De ce point de vue, avec chaque article qu’il a publié (par l’intermédiaire de ses proches et de ses avocats), dans lequel il a démontré des énormités mentales inimaginables et un sens de l’humour subtil et captivant, Navalny a réussi à insuffler l’espoir dans la vie de centaines de milliers, voire de millions. des citoyens russes. Et justement face au contrôle croissant exercé par la peur, face à une oppression devenant de plus en plus draconienne, la lumière qu’il diffusait, même faible, était pour les citoyens une petite lumière qui repousse une grande partie de l’obscurité.

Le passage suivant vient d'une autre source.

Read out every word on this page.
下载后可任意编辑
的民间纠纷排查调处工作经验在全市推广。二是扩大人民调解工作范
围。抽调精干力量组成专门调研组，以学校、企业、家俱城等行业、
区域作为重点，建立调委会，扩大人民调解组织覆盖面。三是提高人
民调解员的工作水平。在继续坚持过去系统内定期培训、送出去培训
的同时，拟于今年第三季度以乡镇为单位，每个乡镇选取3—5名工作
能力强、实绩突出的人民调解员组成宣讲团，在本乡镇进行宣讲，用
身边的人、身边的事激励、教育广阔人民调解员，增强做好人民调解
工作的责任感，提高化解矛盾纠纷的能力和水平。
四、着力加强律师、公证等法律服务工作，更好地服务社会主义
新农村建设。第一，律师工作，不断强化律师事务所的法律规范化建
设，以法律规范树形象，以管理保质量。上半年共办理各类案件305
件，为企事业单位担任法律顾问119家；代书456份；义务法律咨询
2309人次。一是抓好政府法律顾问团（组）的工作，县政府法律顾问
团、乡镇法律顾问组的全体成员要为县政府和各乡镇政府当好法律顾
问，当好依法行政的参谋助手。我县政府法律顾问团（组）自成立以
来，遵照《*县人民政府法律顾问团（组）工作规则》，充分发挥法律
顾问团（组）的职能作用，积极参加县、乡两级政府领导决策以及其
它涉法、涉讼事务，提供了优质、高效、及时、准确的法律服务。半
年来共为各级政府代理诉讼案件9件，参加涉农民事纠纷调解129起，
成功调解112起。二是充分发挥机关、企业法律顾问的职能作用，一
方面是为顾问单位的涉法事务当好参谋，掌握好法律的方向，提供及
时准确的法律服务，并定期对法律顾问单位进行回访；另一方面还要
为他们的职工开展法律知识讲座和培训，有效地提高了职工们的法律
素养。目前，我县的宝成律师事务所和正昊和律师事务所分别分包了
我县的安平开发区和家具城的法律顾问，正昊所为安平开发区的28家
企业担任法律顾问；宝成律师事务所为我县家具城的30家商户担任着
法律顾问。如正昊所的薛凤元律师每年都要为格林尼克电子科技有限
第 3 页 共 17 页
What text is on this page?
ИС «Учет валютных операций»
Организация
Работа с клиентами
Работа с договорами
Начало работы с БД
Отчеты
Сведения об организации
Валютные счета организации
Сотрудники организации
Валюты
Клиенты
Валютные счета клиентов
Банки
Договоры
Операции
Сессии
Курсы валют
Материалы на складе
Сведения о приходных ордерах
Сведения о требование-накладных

Il y a un mois, Navalny a de nouveau demandé des explications et a écrit, entre autres :

“J’ai mon pays et mes convictions. Et je ne veux abandonner ni le pays ni les convictions. Et je ne peux trahir ni celles-ci, ni celles-là. Si vos convictions valent quelque chose, vous devez être prêt à vous lever. pour eux. Et si nécessaire, sacrifiez aussi quelque chose… Cela ne veut évidemment pas dire que tous ceux qui ne sont pas emprisonnés manquent de foi. Chacun paie son propre prix. Pour beaucoup, il est élevé même sans prison. Je “J’ai participé aux élections et j’ai concouru pour la direction. Par conséquent, mes attentes sont également différentes. J’ai labouré tout le pays et partout j’ai annoncé depuis la scène: je promets de ne pas vous décevoir, je ne vous égarerai pas, et je le ferai “Je ne vous abandonnerai pas”. À mon retour, j’ai tenu la promesse faite à mes électeurs. Enfin, il faut qu’apparaissent en Russie des gens qui ne leur mentent pas. Il s’est avéré qu’en Russie, pour le droit d’avoir des opinions et de ne pas se cacher eux, je dois les payer en prison dans une cellule. L’isolement. Bien sûr que je n’aime pas ça. Mais je ne tournerai pas non plus le dos à mes idées et à ma patrie… Mes croyances ne sont ni exotiques, ni classistes, ni radical : ceux qui sont au pouvoir doivent changer. La meilleure façon de choisir un gouvernement est des élections propres et libres. Tout le monde a besoin d’un tribunal décent. La corruption ruine le pays. Il ne devrait pas y avoir de censure. L’avenir appartient à ces principes.

“L’État Poutine n’est pas durable”, a-t-il signé. “Un jour, nous examinerons sa place, et elle n’est plus là. La victoire est inévitable. Mais en attendant, nous ne devons pas céder et nous en tenir aux principes.”